Kolegium jezuickie i gimnazjum w Krożach

Kroże to dzisiaj mała i cicha miejscowość na Żmudzi (Litwa), która w czasach I Rzeczypospoltej i do 1830 roku była sławna chyba w całej Polsce.

Tę sławę Kroże zawdzięczały najpierw istniejącemu tu kolegium jezuickiemu, a potem gimnazjum.
Kolegium, ufundowane w 1614 roku przez hetmana Jana Karola Chodkiewicza, jednego z najwybitniejszych europejskich dowódców wojskowych początku XVII w., było także jednym z najlepszych kolegiów jezuickich w Rzeczypospolitej, a najlepszym na ziemiach litewskich i nazywane stąd było „Atenami Żmudzkimi”. Kolegium zgromadziło wybitną kadrę wykładowców, a także stworzyło i utrzymało wysoki poziom, by stać się, mimo statusu szkoły średniej, placówką o niemalże uniwersyteckim poziomie nauczania i znaczącym promieniowaniu cywilizacyjnym. Chociaż większość wykładów była prowadzona w języku łacińskim, była to uczelnia z ducha polska.

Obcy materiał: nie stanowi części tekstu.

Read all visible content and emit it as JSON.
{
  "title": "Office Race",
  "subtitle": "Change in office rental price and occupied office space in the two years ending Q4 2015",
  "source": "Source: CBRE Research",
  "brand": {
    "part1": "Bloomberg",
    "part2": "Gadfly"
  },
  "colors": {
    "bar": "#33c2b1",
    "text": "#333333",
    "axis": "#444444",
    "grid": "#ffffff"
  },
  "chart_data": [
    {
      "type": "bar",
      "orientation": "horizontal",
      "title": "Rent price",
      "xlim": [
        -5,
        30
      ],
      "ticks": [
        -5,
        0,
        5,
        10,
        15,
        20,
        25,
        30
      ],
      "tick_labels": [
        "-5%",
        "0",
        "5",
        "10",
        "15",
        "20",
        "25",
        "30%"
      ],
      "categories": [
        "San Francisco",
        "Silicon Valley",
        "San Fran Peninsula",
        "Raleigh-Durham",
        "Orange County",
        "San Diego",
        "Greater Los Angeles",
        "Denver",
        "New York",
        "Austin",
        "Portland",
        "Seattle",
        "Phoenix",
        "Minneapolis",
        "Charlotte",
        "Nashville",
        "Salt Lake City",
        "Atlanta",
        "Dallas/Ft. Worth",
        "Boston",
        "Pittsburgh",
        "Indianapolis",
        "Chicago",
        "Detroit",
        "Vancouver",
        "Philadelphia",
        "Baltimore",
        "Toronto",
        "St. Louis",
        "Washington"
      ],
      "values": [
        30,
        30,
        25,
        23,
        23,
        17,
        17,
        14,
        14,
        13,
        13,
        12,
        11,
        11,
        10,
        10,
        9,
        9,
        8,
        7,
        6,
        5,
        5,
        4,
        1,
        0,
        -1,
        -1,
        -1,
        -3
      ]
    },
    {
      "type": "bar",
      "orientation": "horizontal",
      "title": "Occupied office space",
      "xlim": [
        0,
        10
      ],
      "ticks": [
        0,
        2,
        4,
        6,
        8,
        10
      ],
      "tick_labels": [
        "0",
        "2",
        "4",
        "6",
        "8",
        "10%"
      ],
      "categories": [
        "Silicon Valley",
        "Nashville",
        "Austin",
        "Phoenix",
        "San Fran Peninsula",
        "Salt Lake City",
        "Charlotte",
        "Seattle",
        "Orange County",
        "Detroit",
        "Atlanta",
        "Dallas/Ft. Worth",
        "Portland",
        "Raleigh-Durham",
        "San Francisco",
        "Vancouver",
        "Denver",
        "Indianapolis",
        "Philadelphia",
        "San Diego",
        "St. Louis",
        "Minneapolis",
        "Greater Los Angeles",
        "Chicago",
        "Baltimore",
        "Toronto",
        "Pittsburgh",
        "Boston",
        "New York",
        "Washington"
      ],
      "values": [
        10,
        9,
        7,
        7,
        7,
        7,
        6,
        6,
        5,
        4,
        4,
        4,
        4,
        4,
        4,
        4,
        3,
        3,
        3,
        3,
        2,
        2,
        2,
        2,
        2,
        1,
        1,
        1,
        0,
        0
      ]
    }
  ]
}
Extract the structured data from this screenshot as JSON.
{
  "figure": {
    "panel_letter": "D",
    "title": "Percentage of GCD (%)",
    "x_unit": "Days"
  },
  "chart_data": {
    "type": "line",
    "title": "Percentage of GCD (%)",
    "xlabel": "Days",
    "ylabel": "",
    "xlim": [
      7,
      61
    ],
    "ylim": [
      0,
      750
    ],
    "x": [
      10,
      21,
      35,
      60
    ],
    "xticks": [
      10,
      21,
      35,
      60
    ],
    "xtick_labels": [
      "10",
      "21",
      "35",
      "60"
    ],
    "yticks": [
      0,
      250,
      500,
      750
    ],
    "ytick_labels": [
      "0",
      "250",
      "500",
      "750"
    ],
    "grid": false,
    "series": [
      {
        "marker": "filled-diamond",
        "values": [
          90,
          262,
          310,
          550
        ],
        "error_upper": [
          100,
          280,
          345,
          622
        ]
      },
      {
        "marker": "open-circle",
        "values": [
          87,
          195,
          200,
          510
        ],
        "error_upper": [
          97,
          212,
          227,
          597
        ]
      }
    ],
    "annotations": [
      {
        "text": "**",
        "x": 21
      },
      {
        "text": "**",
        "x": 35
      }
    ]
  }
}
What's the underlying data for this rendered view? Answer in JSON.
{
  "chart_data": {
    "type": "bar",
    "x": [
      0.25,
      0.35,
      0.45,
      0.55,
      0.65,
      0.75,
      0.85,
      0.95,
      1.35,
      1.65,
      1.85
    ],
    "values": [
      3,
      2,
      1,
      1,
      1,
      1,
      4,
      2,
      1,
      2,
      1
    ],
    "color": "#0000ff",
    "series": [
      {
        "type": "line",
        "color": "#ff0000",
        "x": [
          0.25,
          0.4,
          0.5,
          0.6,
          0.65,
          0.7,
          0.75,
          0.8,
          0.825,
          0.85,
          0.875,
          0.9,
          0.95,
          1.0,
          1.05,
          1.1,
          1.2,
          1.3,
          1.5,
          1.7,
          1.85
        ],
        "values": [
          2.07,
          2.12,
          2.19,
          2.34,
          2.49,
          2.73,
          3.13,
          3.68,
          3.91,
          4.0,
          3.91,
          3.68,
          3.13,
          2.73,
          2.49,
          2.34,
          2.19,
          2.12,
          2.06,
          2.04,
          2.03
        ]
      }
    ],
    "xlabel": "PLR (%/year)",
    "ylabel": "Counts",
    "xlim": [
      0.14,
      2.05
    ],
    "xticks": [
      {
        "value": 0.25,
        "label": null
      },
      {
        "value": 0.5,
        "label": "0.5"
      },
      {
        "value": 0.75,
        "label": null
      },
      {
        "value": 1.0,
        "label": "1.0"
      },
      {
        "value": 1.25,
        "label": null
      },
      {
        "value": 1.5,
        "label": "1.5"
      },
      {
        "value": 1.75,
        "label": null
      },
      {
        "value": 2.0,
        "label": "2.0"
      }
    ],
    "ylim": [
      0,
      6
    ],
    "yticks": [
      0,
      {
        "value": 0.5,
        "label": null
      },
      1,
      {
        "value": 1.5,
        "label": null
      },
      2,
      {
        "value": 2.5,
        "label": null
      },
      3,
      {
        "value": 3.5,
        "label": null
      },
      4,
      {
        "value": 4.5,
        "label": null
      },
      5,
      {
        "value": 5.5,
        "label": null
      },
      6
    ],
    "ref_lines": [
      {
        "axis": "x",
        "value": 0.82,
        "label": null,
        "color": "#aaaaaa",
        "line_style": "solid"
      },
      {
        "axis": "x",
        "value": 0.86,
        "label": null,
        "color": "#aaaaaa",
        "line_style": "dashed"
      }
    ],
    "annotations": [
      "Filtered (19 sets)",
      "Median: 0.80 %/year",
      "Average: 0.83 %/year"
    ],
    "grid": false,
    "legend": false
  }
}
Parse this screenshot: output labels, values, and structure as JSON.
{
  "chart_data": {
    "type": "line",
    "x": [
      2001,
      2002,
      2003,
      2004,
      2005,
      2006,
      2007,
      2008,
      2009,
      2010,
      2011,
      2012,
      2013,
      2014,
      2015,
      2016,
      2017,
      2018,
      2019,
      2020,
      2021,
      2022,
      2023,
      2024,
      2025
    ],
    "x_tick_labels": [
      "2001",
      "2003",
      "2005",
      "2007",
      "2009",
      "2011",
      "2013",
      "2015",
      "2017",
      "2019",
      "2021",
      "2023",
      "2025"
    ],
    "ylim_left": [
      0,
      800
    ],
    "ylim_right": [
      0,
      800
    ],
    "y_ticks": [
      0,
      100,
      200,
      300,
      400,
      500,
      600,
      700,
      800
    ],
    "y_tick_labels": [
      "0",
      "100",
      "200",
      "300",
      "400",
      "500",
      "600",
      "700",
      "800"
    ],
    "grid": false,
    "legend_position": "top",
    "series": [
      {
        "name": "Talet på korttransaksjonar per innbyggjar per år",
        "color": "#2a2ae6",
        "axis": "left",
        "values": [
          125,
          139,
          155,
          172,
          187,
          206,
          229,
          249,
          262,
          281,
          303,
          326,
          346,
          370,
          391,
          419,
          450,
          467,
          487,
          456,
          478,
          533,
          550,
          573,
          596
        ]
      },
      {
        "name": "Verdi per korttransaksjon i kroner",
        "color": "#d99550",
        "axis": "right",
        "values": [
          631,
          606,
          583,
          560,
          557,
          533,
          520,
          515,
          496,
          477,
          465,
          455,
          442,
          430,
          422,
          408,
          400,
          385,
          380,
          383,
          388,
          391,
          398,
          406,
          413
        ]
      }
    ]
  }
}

Spośród znanych nauczycieli kolegium jezuickiego w Krożach należy wymienić jezuitów: Hieronima Burbę 1673-75 (rektor 1693-97), Jana Chądzyńskiego 1626-28, Aleksandra Czyrskiego 1671-73, Benedykta Dobszewicza 1753-54 i 1757-59, Jana Drewsa 1676-79, Abrahama Dymszewicza 1690-92, Michała Ginkiewicza przed 1620, Jana Godebskiego – rektor 1688-91, Jana Jachnowicza – rektor ok. 1641-44, Kazimierza Kojałowicza 1641-43, Jana Kormana 1678-79, Felicjana Korytyńskiego 1748-49, Andrzeja Kruegera 1686, Franciszka Kruegera 1705-07, Stanisława Łosiewskiego 1674-77, Macieja Miłuńskiego – rektor 1690-93, Andrzeja Młodzianowskiego – przed 1672, Jana Poszakowskiego 1714-16, Jana Antoniego Preyschoffa 1703-06, Stefana Puzynę 1693-94, Jakuba Rascha 1700-03, Jana Rochela 1684-87, Jana Sadkowskiego 1654-55, Macieja Kazimierza Sarbiewskiego 1617-20, Sebastiana Srzedzińskiego 1671-72, Jakuba Staszewskiego przed 1710, Franciszka Szrubowskiego przed 1647, Karola Wyrwicza ok. 1740, Łukasza Załuskiego po 1659, Tomasza Żebrowskiego ok. 1740.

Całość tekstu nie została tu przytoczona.